FIG. 1 is a flowchart showing the processing procedure in the embodiment of the present invention, FIG. 2 is an explanatory diagram showing the operation timing of the embodiment, and FIGS. 3 to 7 are for explaining the conventional example. The figure is a perspective view showing the internal structure of the disk drive device, FIG. 4 is a block diagram showing the entire control system of the disk drive device, FIG. 5 is a block diagram showing a positional deviation detection circuit, and FIG. 6 is a block diagram showing the positional deviation detection circuit. FIG. 7 is a timing chart showing the operation of the detection circuit, and is an explanatory diagram showing the relationship between the value of the U/D counter and on-track/off-trunk. 1...Magnetic disk, 2...Magnetic head, 11...Stepping mode, 22...

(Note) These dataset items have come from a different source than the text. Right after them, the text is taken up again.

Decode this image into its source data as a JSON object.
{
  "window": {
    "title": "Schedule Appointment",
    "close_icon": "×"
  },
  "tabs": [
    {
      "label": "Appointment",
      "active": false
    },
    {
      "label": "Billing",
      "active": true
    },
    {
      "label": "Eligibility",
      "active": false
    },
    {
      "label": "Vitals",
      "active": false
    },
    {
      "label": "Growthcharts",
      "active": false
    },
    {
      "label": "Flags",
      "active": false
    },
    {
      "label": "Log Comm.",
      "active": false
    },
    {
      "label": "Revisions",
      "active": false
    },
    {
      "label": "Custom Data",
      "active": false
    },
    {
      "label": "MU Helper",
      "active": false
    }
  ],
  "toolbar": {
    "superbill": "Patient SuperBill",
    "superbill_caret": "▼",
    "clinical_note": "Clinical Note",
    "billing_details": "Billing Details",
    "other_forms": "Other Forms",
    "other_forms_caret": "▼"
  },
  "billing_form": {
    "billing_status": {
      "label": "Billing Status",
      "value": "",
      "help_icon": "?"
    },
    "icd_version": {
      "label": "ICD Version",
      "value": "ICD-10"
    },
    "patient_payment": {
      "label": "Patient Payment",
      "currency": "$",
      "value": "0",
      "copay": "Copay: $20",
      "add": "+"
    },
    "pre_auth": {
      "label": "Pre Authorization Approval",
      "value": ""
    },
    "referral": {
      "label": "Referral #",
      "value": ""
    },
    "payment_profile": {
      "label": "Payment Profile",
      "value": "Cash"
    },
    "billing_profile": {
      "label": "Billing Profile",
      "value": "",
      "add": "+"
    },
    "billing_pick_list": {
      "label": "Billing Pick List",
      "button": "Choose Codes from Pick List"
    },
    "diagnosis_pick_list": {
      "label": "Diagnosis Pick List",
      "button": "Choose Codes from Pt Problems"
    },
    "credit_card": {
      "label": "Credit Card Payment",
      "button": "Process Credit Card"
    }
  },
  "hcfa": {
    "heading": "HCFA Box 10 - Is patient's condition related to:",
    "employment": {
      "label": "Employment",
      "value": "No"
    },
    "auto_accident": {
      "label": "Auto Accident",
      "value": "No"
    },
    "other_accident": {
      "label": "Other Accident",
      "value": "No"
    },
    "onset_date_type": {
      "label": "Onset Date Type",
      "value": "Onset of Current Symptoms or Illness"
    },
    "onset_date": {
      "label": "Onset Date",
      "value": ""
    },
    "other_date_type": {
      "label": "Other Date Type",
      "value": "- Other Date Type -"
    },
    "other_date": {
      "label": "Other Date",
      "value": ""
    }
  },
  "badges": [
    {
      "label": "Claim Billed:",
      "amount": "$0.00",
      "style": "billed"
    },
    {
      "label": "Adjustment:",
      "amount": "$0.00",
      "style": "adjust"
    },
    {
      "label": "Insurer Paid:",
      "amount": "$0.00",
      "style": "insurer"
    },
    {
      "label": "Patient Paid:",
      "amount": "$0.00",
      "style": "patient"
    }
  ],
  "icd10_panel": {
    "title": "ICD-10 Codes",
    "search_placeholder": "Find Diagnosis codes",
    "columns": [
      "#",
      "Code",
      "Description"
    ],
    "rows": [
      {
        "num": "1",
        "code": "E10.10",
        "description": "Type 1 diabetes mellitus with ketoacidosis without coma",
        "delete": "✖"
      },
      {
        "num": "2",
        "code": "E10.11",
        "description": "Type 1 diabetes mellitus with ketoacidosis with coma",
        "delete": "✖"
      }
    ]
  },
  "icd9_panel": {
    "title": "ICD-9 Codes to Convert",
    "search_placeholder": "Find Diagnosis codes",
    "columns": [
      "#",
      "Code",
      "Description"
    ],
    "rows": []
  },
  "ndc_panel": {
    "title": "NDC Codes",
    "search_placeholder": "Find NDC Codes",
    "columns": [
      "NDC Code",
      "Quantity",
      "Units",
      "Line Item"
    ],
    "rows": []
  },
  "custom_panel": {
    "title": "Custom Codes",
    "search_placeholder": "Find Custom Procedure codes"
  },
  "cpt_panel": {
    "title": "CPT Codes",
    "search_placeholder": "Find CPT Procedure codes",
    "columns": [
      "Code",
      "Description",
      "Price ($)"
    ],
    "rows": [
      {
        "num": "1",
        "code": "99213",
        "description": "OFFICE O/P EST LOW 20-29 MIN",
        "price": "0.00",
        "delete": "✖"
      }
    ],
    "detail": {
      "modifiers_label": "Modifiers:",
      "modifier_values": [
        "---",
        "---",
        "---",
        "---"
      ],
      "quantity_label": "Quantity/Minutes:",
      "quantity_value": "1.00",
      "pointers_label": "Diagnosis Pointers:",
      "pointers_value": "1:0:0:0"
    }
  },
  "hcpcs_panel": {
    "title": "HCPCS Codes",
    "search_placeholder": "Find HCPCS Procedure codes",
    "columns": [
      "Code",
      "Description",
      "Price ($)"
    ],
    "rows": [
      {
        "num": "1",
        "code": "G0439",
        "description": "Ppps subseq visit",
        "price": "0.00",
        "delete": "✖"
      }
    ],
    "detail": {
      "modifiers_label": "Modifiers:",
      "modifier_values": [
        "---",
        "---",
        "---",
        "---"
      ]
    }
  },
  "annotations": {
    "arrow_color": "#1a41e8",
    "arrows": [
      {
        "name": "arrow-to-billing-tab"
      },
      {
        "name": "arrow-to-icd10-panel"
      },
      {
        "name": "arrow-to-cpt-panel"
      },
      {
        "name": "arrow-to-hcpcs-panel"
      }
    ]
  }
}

... Drive circuit, 25 ... Controller, 6 ... Host computer. Figure 3 Figure 5 Figure 6

Claims (1)

[Claims] A magnetic head is arranged on each of a magnetic recording disk having a plurality of recording surfaces, reads a pair of staggered servo information written in advance corresponding to the recording track, and controls the magnetic head based on the read servo information. In a method for controlling the positioning of a magnetic head that performs positioning with respect to a recording track on a magnetic recording disk, when the head is switched from one magnetic head to another,
The seek length is calculated in consideration of the amount of deviation between the switched magnetic head and the original magnetic head, and the magnetic head seeks. Then, the above servo information is read out at the target recording track, and the seek length is calculated in consideration of the amount of deviation between the switched magnetic head and the original magnetic head. A method for controlling the positioning of a magnetic head, which comprises positioning the magnetic head so that it is on-track, and then enabling reading or writing.